15 Daarom zal zijn verderf haastelijk komen; hij zal schielijk verbroken worden, dat er geen genezen aan zij.
16 Deze zes haat de HEERE; ja, zeven zijn Zijn ziel een gruwel:
17 Hoge ogen, een valse tong, en handen, die onschuldig bloed vergieten;
18 Een hart, dat ondeugdzame gedachten smeedt; voeten, die zich haasten, om tot kwaad te lopen;
19 Een vals getuige, die leugenen blaast; en die tussen broederen krakelen inwerpt.
20 Mijn zoon, bewaar het gebod uws vaders, en verlaat de wet uwer moeder niet.
21 Bind ze steeds aan uw hart, hecht ze aan uw hals.

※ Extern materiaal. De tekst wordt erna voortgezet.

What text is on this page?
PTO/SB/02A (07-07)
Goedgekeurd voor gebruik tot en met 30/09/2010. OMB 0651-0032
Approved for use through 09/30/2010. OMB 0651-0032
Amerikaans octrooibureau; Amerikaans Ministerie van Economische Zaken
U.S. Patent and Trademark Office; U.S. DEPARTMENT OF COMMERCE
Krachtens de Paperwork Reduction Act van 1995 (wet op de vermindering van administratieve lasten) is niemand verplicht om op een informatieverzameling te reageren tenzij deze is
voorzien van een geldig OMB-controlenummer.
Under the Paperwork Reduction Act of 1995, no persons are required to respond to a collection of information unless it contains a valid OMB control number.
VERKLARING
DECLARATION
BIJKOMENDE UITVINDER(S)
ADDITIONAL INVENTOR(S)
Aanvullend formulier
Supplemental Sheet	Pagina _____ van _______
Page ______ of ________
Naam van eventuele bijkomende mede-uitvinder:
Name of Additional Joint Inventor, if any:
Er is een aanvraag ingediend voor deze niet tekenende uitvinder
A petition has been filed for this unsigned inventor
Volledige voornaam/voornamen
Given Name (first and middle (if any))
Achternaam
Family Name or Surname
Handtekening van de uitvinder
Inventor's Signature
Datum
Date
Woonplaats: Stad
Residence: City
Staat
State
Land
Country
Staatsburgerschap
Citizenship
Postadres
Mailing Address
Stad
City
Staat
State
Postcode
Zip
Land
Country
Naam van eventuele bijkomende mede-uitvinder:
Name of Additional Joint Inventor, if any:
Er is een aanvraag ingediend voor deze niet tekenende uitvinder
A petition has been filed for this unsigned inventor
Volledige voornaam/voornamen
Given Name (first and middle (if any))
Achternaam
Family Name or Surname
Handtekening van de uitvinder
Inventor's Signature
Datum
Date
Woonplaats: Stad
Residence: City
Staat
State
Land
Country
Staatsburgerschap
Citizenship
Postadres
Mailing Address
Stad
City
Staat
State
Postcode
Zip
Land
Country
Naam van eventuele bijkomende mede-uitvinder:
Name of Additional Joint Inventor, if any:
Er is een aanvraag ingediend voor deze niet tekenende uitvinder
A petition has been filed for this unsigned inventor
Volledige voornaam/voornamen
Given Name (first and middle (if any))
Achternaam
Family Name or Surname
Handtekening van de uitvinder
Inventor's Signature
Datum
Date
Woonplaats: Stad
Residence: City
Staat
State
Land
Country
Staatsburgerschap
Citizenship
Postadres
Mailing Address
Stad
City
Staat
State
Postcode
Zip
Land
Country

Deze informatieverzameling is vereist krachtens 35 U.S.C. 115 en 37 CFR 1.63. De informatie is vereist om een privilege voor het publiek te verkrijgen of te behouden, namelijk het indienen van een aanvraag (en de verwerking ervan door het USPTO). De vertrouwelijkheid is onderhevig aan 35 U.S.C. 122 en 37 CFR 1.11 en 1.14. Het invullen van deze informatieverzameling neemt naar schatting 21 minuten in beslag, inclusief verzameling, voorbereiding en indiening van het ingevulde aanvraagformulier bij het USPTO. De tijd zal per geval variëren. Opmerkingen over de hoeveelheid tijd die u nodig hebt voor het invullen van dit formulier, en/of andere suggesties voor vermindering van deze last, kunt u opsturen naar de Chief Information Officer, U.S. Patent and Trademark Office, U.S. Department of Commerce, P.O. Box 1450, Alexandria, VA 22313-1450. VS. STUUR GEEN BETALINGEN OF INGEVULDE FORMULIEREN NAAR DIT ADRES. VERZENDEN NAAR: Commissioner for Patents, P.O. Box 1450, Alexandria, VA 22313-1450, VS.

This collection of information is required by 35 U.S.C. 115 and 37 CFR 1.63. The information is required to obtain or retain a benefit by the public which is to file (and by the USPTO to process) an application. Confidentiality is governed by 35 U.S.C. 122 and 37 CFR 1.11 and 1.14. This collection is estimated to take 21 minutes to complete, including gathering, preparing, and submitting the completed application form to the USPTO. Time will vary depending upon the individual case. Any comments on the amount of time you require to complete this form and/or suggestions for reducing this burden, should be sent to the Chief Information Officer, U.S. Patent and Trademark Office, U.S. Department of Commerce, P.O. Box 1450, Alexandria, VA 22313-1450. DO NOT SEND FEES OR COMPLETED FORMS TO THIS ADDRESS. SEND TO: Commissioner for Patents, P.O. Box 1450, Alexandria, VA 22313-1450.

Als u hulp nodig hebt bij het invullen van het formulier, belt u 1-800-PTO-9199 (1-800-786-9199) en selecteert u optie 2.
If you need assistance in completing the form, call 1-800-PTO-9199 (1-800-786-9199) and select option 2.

22 Als gij wandelt, zal dat u geleiden; als gij nederligt, zal het over u de wacht houden; als gij wakker wordt, zal hetzelve met u spreken.
23 Want het gebod is een lamp, en de wet is een licht, en de bestraffingen der tucht zijn de weg des levens;
24 Om u te bewaren voor de kwade vrouw, voor het gevlei der vreemde tong.
25 Begeer haar schoonheid niet in uw hart, en laat ze u niet vangen met haar oogleden.
26 Want door een vrouw, die een hoer is, komt men tot een stuk broods; en eens mans huisvrouw jaagt de kostelijke ziel.
27 Zal iemand vuur in zijn boezem nemen, dat zijn klederen niet verbrand worden?
28 Zal iemand op kolen gaan, dat zijn voeten niet branden?
29 Alzo die tot zijns naasten huisvrouw ingaat; al wie haar aanroert, zal niet onschuldig gehouden worden.
30 Men doet een dief geen verachting aan, als hij steelt om zijn ziel te vullen, dewijl hij honger heeft;
31 En gevonden zijnde, vergeldt hij het zevenvoudig; hij geeft al het goed van zijn huis.
32 Maar die met een vrouw overspel doet, is verstandeloos; hij verderft zijn ziel, die dat doet;
33 Plage en schande zal hij vinden, en zijn smaad zal niet uitgewist worden.
34 Want jaloersheid is een grimmigheid des mans; en in den dag der wraak zal hij niet verschonen.
35 Hij zal geen verzoening aannemen; en hij zal niet bewilligen, ofschoon gij het geschenk vergroot.